Wealthy-but-reclusive J.P. (Joe Adler) invites displaced childhood friend Francis (Liam Aiken) to the home he inherited after his parents died. J.P. is an oddball, to say the least…sickly, agoraphobic and distrusting of outsiders, he hasn’t left the house in two years, content to live off his inheritance while taking care of his sister, Vivian, who’s even more reclusive, almost never leaving her room. In fact, since we only ever see her when she ventures into Francis’ room at night, we entertain the notion she might already be dead.
J.P. and Francis’ conversations are interesting, if often one-sided, with J.P. doing much of the talking. It’s immediately clear he ain’t quite right in the head, nor does Francis turn out to be the trusted lifelong friend we first assume (though he obviously cares for both J.P. and Vivian). There’s also conflict, sometimes subtle, sometimes violent. Meanwhile, the house may or may not be haunted, or possessed, or alive (we’re never sure), exacerbated by a hooded figure that comes-and-goes, crawling on all-fours from the house to a nearby pond and back again…

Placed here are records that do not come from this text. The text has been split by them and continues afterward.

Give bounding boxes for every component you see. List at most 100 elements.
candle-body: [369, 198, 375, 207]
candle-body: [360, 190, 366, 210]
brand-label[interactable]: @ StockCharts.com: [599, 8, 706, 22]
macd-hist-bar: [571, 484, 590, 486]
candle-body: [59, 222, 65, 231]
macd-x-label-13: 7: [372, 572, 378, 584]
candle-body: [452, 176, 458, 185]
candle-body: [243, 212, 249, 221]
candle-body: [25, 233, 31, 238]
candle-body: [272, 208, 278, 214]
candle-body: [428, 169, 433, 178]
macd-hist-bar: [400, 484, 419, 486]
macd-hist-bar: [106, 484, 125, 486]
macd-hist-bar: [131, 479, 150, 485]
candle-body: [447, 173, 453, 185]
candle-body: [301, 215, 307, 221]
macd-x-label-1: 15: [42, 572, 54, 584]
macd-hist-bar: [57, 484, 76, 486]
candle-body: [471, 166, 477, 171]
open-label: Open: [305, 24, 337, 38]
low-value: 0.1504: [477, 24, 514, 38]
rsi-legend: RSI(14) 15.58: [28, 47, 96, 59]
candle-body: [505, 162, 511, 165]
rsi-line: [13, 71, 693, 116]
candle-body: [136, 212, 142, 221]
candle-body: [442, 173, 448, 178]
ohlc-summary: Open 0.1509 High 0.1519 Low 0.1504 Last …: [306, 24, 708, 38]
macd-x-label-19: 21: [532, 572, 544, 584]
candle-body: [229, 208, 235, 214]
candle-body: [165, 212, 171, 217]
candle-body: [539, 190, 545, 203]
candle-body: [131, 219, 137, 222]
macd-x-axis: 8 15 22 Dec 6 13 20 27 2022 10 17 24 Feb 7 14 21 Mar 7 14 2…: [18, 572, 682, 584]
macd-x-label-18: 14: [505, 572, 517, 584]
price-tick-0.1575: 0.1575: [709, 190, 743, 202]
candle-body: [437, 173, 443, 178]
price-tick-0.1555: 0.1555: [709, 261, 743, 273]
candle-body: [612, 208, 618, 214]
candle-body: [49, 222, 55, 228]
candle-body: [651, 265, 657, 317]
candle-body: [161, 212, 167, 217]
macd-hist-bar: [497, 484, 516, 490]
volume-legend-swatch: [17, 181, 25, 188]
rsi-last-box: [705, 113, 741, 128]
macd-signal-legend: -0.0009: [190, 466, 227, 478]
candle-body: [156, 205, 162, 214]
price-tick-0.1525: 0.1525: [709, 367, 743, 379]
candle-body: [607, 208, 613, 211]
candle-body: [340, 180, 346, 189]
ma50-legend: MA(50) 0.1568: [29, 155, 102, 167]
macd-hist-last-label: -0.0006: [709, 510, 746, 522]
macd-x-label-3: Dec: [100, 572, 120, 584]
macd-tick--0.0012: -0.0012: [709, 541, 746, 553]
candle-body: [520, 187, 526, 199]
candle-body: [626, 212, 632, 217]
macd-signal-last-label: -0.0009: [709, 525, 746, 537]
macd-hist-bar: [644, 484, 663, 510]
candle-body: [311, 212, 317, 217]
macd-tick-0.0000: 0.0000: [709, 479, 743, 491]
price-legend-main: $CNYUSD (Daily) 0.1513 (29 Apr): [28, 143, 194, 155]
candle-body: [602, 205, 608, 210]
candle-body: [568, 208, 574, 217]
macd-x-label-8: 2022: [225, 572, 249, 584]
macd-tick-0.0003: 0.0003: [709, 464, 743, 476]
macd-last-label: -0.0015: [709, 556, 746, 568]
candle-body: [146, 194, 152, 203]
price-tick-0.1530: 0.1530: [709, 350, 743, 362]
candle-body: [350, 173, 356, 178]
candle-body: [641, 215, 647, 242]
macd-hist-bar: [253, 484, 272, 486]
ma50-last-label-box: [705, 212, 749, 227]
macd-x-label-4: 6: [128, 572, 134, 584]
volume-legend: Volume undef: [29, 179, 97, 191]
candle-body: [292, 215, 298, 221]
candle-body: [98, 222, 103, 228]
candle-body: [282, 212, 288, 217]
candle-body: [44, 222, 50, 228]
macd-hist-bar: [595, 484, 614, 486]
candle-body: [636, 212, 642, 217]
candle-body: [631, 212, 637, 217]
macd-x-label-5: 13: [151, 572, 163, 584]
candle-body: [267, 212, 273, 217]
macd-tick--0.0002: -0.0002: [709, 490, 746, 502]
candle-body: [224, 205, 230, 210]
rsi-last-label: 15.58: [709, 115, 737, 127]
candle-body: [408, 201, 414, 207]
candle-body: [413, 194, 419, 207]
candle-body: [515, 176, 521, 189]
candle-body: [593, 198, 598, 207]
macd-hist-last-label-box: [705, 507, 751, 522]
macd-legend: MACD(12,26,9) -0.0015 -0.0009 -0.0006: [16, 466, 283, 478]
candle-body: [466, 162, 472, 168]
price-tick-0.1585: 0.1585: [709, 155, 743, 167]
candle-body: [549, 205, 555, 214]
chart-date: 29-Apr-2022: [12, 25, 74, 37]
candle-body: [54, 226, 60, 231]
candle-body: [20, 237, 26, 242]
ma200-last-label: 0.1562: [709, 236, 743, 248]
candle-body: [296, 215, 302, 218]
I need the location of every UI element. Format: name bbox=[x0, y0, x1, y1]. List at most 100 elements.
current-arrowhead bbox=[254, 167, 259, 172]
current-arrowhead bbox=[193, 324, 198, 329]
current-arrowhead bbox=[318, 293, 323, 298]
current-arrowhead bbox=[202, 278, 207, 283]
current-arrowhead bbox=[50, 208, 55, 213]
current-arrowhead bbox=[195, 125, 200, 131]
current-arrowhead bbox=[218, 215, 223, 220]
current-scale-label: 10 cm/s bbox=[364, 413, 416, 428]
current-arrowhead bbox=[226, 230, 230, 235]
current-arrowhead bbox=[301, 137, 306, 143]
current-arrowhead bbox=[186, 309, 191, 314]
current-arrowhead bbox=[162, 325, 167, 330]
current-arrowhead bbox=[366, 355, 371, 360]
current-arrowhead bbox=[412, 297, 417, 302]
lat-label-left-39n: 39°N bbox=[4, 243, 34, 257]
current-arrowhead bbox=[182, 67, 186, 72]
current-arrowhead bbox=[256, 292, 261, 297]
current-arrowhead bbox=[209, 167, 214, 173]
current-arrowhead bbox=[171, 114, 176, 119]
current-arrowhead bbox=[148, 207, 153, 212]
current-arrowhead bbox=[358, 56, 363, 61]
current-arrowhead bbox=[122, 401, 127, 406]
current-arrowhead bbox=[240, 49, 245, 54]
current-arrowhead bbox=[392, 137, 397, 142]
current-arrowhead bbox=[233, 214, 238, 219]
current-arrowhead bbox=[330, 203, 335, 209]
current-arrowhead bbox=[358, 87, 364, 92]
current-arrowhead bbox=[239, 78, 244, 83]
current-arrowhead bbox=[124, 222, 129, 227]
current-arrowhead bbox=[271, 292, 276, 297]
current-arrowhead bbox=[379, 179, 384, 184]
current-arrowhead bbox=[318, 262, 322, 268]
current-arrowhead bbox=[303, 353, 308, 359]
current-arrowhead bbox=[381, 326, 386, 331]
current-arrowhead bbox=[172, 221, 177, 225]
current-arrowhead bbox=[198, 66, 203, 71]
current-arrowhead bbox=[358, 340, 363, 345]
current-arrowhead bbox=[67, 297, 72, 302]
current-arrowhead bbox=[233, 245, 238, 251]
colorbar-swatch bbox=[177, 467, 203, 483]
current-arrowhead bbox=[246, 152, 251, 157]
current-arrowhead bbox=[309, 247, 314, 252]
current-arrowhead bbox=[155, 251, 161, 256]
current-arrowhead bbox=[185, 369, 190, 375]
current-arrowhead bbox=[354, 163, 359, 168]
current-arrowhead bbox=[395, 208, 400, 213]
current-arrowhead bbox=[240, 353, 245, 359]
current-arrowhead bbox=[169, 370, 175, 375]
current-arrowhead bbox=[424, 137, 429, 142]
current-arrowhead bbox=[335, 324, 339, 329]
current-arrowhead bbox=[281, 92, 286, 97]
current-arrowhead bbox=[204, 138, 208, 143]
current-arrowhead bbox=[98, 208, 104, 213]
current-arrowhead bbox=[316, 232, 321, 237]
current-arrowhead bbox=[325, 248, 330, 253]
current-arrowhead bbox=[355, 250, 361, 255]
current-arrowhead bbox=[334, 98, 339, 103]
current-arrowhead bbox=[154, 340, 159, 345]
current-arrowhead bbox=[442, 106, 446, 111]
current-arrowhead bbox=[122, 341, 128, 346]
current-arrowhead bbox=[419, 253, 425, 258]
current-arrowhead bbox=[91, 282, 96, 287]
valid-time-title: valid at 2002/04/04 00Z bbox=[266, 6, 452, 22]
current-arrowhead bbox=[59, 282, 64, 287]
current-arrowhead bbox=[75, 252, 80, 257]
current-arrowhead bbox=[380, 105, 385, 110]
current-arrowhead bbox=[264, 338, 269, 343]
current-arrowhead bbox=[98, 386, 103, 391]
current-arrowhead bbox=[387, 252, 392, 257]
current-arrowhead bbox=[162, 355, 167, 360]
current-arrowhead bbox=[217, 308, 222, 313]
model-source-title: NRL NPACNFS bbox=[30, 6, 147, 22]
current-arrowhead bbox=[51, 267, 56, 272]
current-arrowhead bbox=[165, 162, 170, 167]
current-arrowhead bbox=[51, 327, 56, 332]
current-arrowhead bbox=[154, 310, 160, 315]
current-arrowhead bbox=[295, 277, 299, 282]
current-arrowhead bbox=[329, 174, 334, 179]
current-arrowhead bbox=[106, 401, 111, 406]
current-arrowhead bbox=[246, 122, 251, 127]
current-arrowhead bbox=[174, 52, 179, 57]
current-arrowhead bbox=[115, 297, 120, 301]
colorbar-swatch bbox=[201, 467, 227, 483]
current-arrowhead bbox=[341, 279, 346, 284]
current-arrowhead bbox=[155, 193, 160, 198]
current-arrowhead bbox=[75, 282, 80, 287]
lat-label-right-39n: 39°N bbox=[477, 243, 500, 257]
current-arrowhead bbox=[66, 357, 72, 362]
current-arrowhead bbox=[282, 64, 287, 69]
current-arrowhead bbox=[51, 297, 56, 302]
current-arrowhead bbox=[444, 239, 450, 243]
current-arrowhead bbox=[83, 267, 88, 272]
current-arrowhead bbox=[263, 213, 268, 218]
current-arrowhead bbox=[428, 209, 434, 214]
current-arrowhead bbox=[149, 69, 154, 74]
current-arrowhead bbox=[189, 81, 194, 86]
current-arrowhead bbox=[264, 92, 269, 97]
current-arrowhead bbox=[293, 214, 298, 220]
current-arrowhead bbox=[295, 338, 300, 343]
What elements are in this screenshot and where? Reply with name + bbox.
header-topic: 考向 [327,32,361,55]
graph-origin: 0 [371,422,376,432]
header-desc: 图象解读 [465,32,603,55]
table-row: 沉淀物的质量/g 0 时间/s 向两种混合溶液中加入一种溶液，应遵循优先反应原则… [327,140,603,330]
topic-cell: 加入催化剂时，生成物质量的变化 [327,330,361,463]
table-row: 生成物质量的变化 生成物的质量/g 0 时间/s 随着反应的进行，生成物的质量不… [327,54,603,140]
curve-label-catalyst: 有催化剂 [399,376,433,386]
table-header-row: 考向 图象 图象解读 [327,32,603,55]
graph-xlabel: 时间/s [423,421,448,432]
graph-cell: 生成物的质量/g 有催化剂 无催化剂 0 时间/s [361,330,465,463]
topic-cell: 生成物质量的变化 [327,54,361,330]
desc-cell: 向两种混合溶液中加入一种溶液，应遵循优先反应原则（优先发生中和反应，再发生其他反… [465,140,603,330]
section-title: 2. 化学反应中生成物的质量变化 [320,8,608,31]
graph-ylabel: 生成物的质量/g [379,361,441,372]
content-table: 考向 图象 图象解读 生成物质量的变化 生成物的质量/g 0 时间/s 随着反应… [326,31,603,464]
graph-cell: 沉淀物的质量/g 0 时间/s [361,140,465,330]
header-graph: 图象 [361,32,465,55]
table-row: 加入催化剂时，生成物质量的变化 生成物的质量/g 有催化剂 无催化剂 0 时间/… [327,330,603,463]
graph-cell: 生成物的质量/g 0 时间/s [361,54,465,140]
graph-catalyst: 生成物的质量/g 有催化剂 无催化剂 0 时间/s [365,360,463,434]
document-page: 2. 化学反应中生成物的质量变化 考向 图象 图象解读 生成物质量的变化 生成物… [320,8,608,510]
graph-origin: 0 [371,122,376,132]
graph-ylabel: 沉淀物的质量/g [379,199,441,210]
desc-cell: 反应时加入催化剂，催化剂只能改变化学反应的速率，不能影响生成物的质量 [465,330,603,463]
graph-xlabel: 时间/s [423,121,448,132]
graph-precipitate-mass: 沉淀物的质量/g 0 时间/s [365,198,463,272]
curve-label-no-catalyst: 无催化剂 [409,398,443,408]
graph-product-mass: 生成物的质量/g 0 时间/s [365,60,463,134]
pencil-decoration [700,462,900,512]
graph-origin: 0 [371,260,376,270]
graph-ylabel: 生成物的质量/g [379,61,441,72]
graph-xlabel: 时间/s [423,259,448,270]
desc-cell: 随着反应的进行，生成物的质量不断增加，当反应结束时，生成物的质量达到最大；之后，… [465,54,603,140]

…or something like that. Writer/director Patrick Picard seldom provides answers and may not even know them himself, which will probably frustrate the hell out of some viewers. Though never particularly scary, there’s a definite horror vibe throughout the proceedings from the very first scene. It may be all for naught, but in the moment, The Bloodhound manages a quietly unnerving tone, even when we’re not always sure why we’re creeped out.
The film is aided considerably by its characters and setting. With the exception of a late-inning moral dilemma, Francis is mostly a casual observer, but J.P. is uncomfortably compelling – right down to his appearance and expressions – and he’s well played by Adler, who conveys menace even when displaying generosity. The house itself is a bizarre creation, massive-yet-claustrophobic, with ‘70s-style architecture, narrow rooms, dim lighting and stark decor. It’s practically a secondary character.
Though The Bloodhound does come to an interesting conclusion, I imagine some viewers will walk away unimpressed – perhaps irritated – with a denouement that doesn’t tie-up loose ends into a tidy bow or answer nagging questions (of which there are plenty). But Picard is far less concerned with narrative clarity than creating a singular mood, which he manages to do quite well. He also knows not to test the viewer’s patience for too long. Running a relatively brief 71 minutes, The Bloodhound is like a quick road trip with no real destination in-mind and coming to a conclusion just before everyone gets tired of sitting in the car.